Il lavoro su sous la vie nasce da una frizione concreta, quasi fisica, che attraversa tutto il progetto: l’esperienza di un corpo che non trova spazio nel mercato e la decisione di costruire quello spazio invece di adattarsi. L’identità verbale prende forma dentro questa origine, come un gesto coerente con ciò che il brand fa ogni giorno: osservare, ascoltare, restituire.
sous la vie crea intimo femminile progettato a partire dai corpi reali, con un’attenzione precisa a vestibilità, comfort e materiali. Accompagna le donne nella scelta attraverso consulenze e dialogo, costruendo ogni capo in relazione a chi lo indossa. Produce in Italia, con una filiera artigianale e responsabile che unisce qualità, sostenibilità e cura.

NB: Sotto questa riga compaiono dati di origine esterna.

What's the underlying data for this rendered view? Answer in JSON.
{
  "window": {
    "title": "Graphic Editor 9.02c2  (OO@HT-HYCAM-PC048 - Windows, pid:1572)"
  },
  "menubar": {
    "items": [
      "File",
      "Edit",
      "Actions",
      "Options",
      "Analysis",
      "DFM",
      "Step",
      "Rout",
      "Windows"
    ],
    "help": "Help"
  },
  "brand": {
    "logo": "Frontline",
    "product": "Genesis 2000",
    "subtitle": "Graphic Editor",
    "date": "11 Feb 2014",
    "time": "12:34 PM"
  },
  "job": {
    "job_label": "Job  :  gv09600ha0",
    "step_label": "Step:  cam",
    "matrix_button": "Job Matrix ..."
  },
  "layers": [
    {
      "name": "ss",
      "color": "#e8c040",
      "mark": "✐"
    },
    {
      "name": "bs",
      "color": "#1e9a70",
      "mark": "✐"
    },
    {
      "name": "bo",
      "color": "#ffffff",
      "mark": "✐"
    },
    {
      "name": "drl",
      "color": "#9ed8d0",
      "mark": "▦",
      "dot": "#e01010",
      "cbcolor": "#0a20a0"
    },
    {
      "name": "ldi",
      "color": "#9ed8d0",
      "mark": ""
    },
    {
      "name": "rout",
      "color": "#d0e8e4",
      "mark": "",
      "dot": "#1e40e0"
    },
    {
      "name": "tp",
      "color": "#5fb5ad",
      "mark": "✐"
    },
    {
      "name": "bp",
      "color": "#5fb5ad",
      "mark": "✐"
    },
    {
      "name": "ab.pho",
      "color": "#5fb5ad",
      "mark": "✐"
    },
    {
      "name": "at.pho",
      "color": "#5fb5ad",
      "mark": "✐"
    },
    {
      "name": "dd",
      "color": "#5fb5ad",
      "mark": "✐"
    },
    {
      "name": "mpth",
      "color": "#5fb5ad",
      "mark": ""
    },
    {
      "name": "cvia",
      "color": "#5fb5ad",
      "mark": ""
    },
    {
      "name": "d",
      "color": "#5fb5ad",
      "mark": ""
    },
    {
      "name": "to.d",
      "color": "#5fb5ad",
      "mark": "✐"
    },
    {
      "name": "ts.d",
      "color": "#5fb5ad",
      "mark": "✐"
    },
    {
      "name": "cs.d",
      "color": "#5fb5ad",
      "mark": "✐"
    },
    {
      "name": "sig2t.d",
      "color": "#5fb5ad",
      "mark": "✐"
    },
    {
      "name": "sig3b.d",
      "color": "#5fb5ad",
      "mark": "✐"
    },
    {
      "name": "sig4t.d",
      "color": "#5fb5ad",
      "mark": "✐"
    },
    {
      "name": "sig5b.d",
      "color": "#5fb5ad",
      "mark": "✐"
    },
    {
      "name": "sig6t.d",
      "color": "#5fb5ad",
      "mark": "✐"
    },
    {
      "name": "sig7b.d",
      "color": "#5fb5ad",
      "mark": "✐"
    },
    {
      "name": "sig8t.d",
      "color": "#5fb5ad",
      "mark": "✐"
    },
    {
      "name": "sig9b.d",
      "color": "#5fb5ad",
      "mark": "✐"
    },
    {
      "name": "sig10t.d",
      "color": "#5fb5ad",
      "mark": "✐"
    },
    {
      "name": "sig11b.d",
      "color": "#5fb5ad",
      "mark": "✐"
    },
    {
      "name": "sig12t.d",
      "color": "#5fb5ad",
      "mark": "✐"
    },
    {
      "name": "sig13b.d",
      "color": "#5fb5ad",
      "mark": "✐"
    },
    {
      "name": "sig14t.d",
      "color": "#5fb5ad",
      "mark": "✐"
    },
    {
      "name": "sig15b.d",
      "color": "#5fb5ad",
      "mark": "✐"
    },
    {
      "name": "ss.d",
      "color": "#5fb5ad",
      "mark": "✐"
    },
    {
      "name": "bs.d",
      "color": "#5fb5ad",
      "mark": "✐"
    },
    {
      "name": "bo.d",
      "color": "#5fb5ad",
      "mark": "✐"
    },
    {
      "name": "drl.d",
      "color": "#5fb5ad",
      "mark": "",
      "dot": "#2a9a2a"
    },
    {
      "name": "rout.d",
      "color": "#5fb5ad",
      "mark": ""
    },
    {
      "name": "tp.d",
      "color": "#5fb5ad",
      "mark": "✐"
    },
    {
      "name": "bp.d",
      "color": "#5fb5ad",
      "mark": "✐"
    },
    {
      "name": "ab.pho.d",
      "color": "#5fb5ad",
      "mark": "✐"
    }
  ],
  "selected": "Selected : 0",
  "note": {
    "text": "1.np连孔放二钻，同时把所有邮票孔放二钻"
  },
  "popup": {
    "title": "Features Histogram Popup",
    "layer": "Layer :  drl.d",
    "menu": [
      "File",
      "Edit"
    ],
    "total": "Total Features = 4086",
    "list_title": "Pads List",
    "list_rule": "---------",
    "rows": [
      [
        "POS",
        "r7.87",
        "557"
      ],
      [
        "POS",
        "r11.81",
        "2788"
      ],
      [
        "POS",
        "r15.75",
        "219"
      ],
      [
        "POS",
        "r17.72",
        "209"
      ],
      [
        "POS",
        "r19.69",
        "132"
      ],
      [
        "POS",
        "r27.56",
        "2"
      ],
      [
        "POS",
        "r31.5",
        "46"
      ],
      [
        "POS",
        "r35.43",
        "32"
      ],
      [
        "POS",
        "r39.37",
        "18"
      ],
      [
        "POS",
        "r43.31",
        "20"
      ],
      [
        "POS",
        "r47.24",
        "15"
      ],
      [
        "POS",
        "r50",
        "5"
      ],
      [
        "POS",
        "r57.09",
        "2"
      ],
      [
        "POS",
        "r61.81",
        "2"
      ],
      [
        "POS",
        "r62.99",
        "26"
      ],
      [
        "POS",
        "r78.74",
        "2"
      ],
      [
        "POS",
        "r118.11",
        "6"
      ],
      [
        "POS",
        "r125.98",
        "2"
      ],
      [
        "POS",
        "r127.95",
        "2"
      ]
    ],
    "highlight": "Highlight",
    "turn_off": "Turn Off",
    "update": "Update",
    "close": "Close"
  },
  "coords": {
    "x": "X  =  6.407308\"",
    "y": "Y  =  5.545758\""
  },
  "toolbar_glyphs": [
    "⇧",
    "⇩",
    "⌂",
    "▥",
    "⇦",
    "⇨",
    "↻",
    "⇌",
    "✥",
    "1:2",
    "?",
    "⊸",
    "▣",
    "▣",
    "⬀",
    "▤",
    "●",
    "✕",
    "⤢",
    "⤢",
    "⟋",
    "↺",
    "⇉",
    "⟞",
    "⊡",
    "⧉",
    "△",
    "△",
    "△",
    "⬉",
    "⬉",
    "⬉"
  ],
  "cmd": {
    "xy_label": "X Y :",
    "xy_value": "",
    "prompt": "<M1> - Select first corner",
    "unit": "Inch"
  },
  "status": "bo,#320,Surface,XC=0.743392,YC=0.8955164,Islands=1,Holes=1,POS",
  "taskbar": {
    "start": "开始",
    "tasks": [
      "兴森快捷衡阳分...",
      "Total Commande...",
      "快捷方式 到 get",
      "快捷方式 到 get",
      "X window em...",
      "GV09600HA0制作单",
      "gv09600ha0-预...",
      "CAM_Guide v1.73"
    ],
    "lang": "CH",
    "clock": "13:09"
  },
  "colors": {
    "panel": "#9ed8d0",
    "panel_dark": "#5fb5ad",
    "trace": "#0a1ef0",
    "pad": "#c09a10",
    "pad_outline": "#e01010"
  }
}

Il naming e il payoff che ho pensato per Antonella e il suo business emergono da qui, diventando strumenti capaci di tenere insieme ciò che il progetto è, ciò che promette e il modo in cui entra nella vita delle persone.
Il naming: sous la vie
Insieme ad altre 5 proposte, ho presentato così sous la vie ad Antonella:
Sotto la vita cosa c’è? Sotto la pelle dei giorni, sotto il quotidiano che ci richiede di essere presenti e performanti. Ognuna di noi ha impegni, rituali, gesti, fa scelte, compra e si muove in base a desideri e valori. La vita corre, quello che c’è sotto resta. Sotto la vita è un invito dentro un viaggio, una perlustrazione in profondità, verso ciò che non rimane in superficie, un guardare tra i nostri pensieri, in quello che crediamo, anche quando decidiamo di scegliere un brand che rispecchi un’attenzione e un sentimento che sentiamo di abbracciare anche noi. La delicatezza del francese ci guida verso sonorità morbide e sussurrate (la potenza di quella “s” iniziale che scivola via nel prosieguo).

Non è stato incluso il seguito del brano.